A relationship on its last legs is not one that should include an upcoming wedding. Especially if you don't need to financially. You should be going into a marriage feeling like a strong team, not two people on their 'last legs' together. Please do consider at least delaying to give yourself some time to reassess.
Geppili · 19/02/2021 19:50

Don't marry him, please!

Porridgeoat · 19/02/2021 19:58

Cancel the wedding and then give it some time to observe his behaviour.

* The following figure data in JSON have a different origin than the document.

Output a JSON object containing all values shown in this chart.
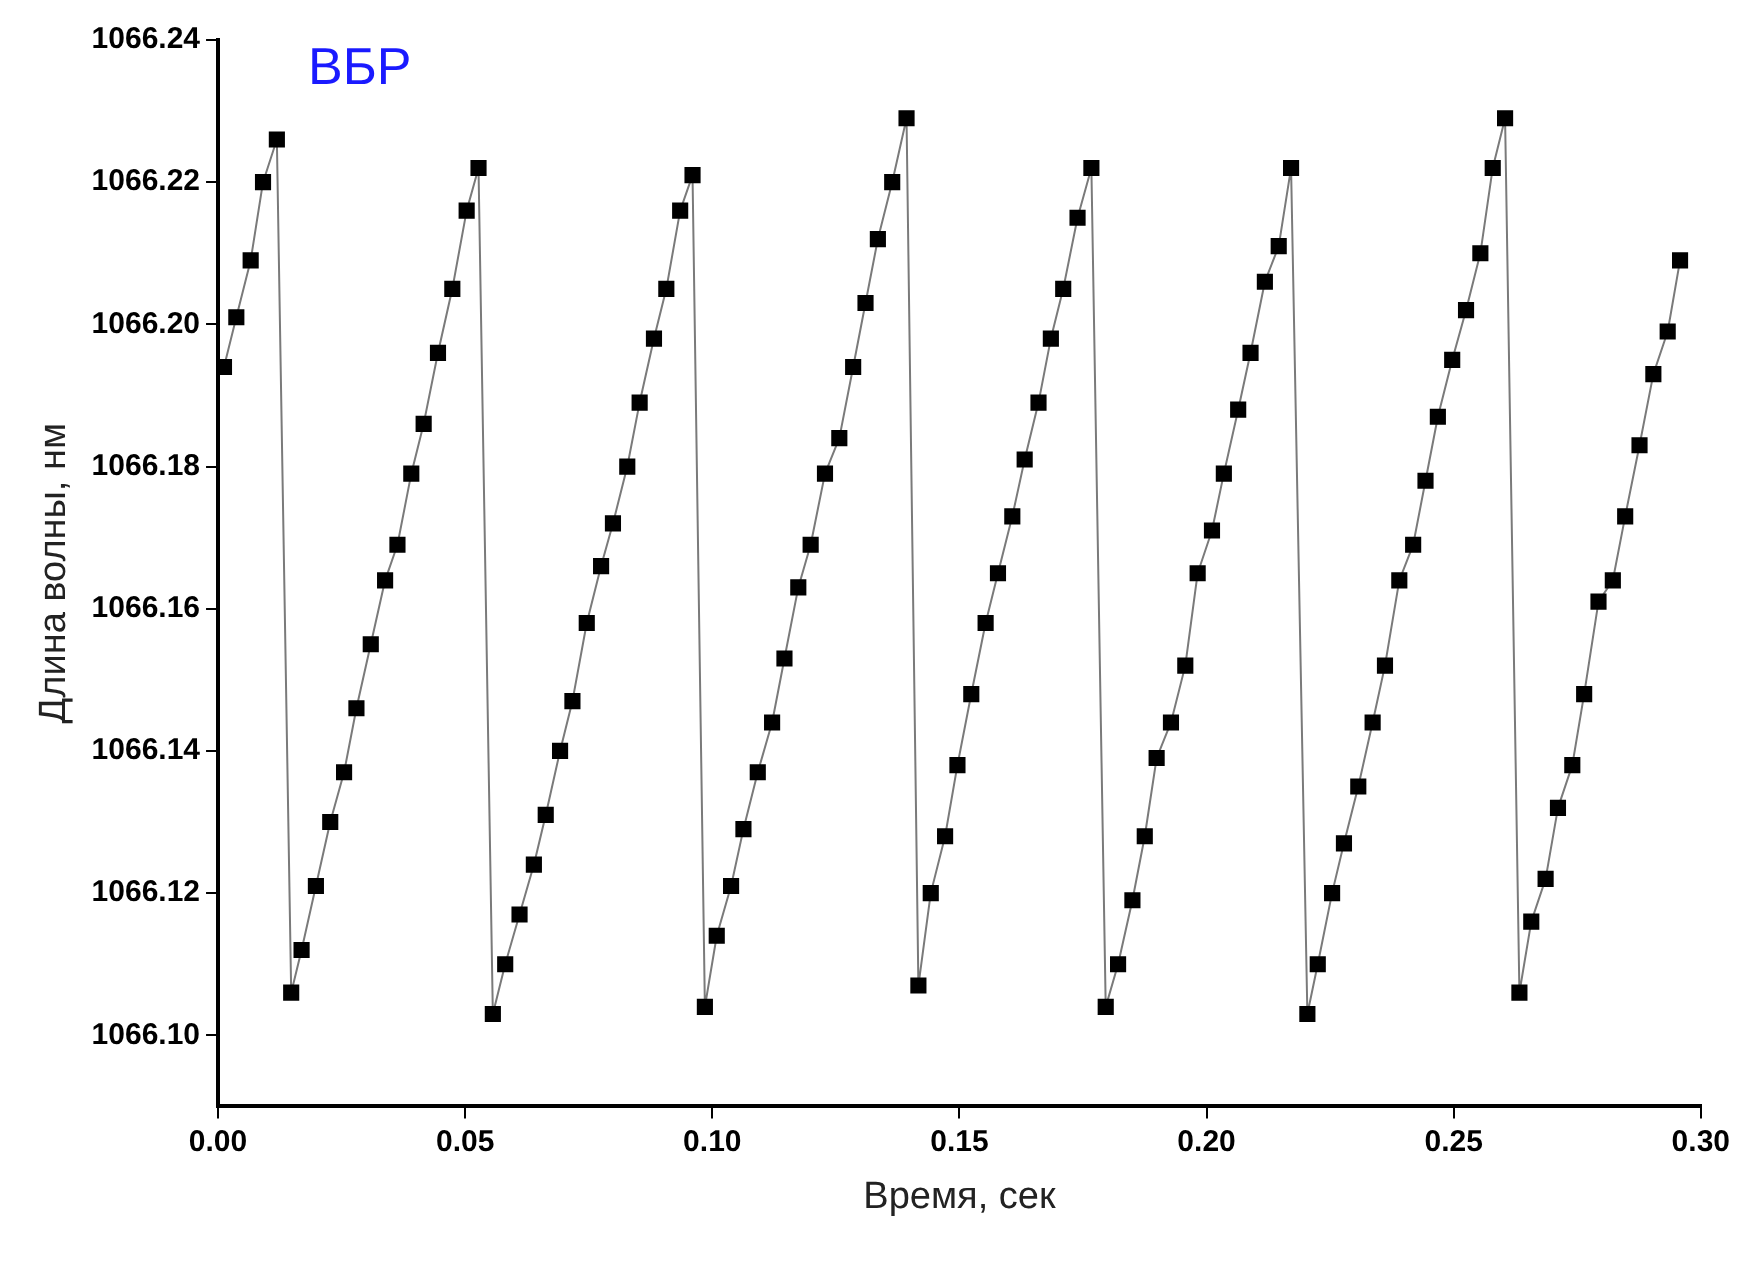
{
  "chart_data": {
    "type": "line",
    "xlabel": "Время, сек",
    "ylabel": "Длина волны, нм",
    "annotations": [
      "ВБР"
    ],
    "xlim": [
      0,
      0.3
    ],
    "xticks": [
      {
        "value": 0,
        "label": "0.00"
      },
      {
        "value": 0.05,
        "label": "0.05"
      },
      {
        "value": 0.1,
        "label": "0.10"
      },
      {
        "value": 0.15,
        "label": "0.15"
      },
      {
        "value": 0.2,
        "label": "0.20"
      },
      {
        "value": 0.25,
        "label": "0.25"
      },
      {
        "value": 0.3,
        "label": "0.30"
      }
    ],
    "ylim": [
      1066.09,
      1066.24
    ],
    "yticks": [
      {
        "value": 1066.1,
        "label": "1066.10"
      },
      {
        "value": 1066.12,
        "label": "1066.12"
      },
      {
        "value": 1066.14,
        "label": "1066.14"
      },
      {
        "value": 1066.16,
        "label": "1066.16"
      },
      {
        "value": 1066.18,
        "label": "1066.18"
      },
      {
        "value": 1066.2,
        "label": "1066.20"
      },
      {
        "value": 1066.22,
        "label": "1066.22"
      },
      {
        "value": 1066.24,
        "label": "1066.24"
      }
    ],
    "grid": false,
    "legend": false,
    "marker": "square",
    "line_style": "solid",
    "series": [
      {
        "color": "#000000",
        "x": [
          0.0012,
          0.0037,
          0.0066,
          0.0091,
          0.0119,
          0.0148,
          0.0169,
          0.0198,
          0.0227,
          0.0255,
          0.028,
          0.0309,
          0.0338,
          0.0363,
          0.0391,
          0.0416,
          0.0445,
          0.0474,
          0.0503,
          0.0527,
          0.0556,
          0.0581,
          0.061,
          0.0639,
          0.0663,
          0.0692,
          0.0717,
          0.0746,
          0.0775,
          0.0799,
          0.0828,
          0.0853,
          0.0882,
          0.0907,
          0.0935,
          0.096,
          0.0985,
          0.1009,
          0.1038,
          0.1063,
          0.1092,
          0.1121,
          0.1146,
          0.1174,
          0.1199,
          0.1228,
          0.1257,
          0.1285,
          0.131,
          0.1335,
          0.1364,
          0.1393,
          0.1417,
          0.1442,
          0.1471,
          0.1496,
          0.1524,
          0.1553,
          0.1578,
          0.1607,
          0.1632,
          0.166,
          0.1685,
          0.171,
          0.1739,
          0.1767,
          0.1796,
          0.1821,
          0.185,
          0.1875,
          0.1899,
          0.1928,
          0.1957,
          0.1982,
          0.2011,
          0.2035,
          0.2064,
          0.2089,
          0.2118,
          0.2146,
          0.2171,
          0.2204,
          0.2225,
          0.2254,
          0.2278,
          0.2307,
          0.2336,
          0.2361,
          0.239,
          0.2418,
          0.2443,
          0.2468,
          0.2497,
          0.2525,
          0.2554,
          0.2579,
          0.2604,
          0.2633,
          0.2657,
          0.2686,
          0.2711,
          0.274,
          0.2764,
          0.2793,
          0.2822,
          0.2847,
          0.2876,
          0.2904,
          0.2933,
          0.2958
        ],
        "values": [
          1066.194,
          1066.201,
          1066.209,
          1066.22,
          1066.226,
          1066.106,
          1066.112,
          1066.121,
          1066.13,
          1066.137,
          1066.146,
          1066.155,
          1066.164,
          1066.169,
          1066.179,
          1066.186,
          1066.196,
          1066.205,
          1066.216,
          1066.222,
          1066.103,
          1066.11,
          1066.117,
          1066.124,
          1066.131,
          1066.14,
          1066.147,
          1066.158,
          1066.166,
          1066.172,
          1066.18,
          1066.189,
          1066.198,
          1066.205,
          1066.216,
          1066.221,
          1066.104,
          1066.114,
          1066.121,
          1066.129,
          1066.137,
          1066.144,
          1066.153,
          1066.163,
          1066.169,
          1066.179,
          1066.184,
          1066.194,
          1066.203,
          1066.212,
          1066.22,
          1066.229,
          1066.107,
          1066.12,
          1066.128,
          1066.138,
          1066.148,
          1066.158,
          1066.165,
          1066.173,
          1066.181,
          1066.189,
          1066.198,
          1066.205,
          1066.215,
          1066.222,
          1066.104,
          1066.11,
          1066.119,
          1066.128,
          1066.139,
          1066.144,
          1066.152,
          1066.165,
          1066.171,
          1066.179,
          1066.188,
          1066.196,
          1066.206,
          1066.211,
          1066.222,
          1066.103,
          1066.11,
          1066.12,
          1066.127,
          1066.135,
          1066.144,
          1066.152,
          1066.164,
          1066.169,
          1066.178,
          1066.187,
          1066.195,
          1066.202,
          1066.21,
          1066.222,
          1066.229,
          1066.106,
          1066.116,
          1066.122,
          1066.132,
          1066.138,
          1066.148,
          1066.161,
          1066.164,
          1066.173,
          1066.183,
          1066.193,
          1066.199,
          1066.209
        ]
      }
    ]
  }
}
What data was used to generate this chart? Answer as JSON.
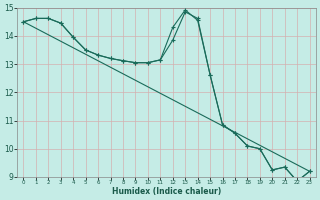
{
  "xlabel": "Humidex (Indice chaleur)",
  "background_color": "#c5ece6",
  "grid_color_major": "#d4b0b0",
  "line_color": "#1a6b5a",
  "xlim": [
    -0.5,
    23.5
  ],
  "ylim": [
    9,
    15
  ],
  "yticks": [
    9,
    10,
    11,
    12,
    13,
    14,
    15
  ],
  "xticks": [
    0,
    1,
    2,
    3,
    4,
    5,
    6,
    7,
    8,
    9,
    10,
    11,
    12,
    13,
    14,
    15,
    16,
    17,
    18,
    19,
    20,
    21,
    22,
    23
  ],
  "line1_x": [
    0,
    1,
    2,
    3,
    4,
    5,
    6,
    7,
    8,
    9,
    10,
    11,
    12,
    13,
    14,
    15,
    16,
    17,
    18,
    19,
    20,
    21,
    22,
    23
  ],
  "line1_y": [
    14.5,
    14.62,
    14.62,
    14.45,
    13.95,
    13.5,
    13.32,
    13.2,
    13.12,
    13.05,
    13.05,
    13.15,
    13.85,
    14.85,
    14.62,
    12.62,
    10.85,
    10.55,
    10.1,
    10.0,
    9.25,
    9.35,
    8.85,
    9.2
  ],
  "line2_x": [
    0,
    1,
    2,
    3,
    4,
    5,
    6,
    7,
    8,
    9,
    10,
    11,
    12,
    13,
    14,
    15,
    16,
    17,
    18,
    19,
    20,
    21,
    22,
    23
  ],
  "line2_y": [
    14.5,
    14.62,
    14.62,
    14.45,
    13.95,
    13.5,
    13.32,
    13.2,
    13.12,
    13.05,
    13.05,
    13.15,
    14.3,
    14.92,
    14.55,
    12.62,
    10.85,
    10.55,
    10.1,
    10.0,
    9.25,
    9.35,
    8.85,
    9.2
  ],
  "line3_x": [
    0,
    23
  ],
  "line3_y": [
    14.5,
    9.2
  ]
}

Ask him to talk to his GP about depression. Ask him to buy an electric bike to make things easier

Namechangeonafriday · 20/02/2021 08:53

We've agreed to give it some time and not get marry for now and he'll stop drinking. He's shown he's capable of changing. He doesn't admit to be "depressed" but he thinks the cycling is taking his toll. Apparently even his work standards are slipping because of how tired he gets.

OP posts:
PickAChew · 21/02/2021 13:02

You've still not said why he's cycling.

NotSeenBulling · 21/02/2021 13:22

He sounds frightful.

LTB and then you can stop with all the last chances, strikes, time outs and shizz. It shouldn't be this hard. You will be in for a life of forgiving terrible behaviour if you stay with him. Marrying him is the last thing you should consider. He has zero respect for you.

sadie9 · 21/02/2021 13:22

You can read all the psychology books in the world and still be blind to one's own dynamic. You say you are 'old fashioned'.
You are mothering this man. He's got a drink problem, you have to support him financially, he took money from your ('Mummy's') account like a teenager. He has isolated his other child, and is too emotionally immature to repair that relationship. Because you did psychology, maybe part of you may think you can fix him or at least that you are competent and emotionally strong enough to accommodate his problems.
What is he doing to help his depression and lethargy?
He complains, you listen and soothe and fix things, just like your mother. And push down the reality. Do you want to be his Carer or do you want to have a partner that is equal to you?
Make him responsible, stop listening to the endless sounding off, tell him to go to counselling because you can't fix it for him. He'll use you as a crutch more and more, and increasingly make you responsible for his happiness unless you put yourself first more often.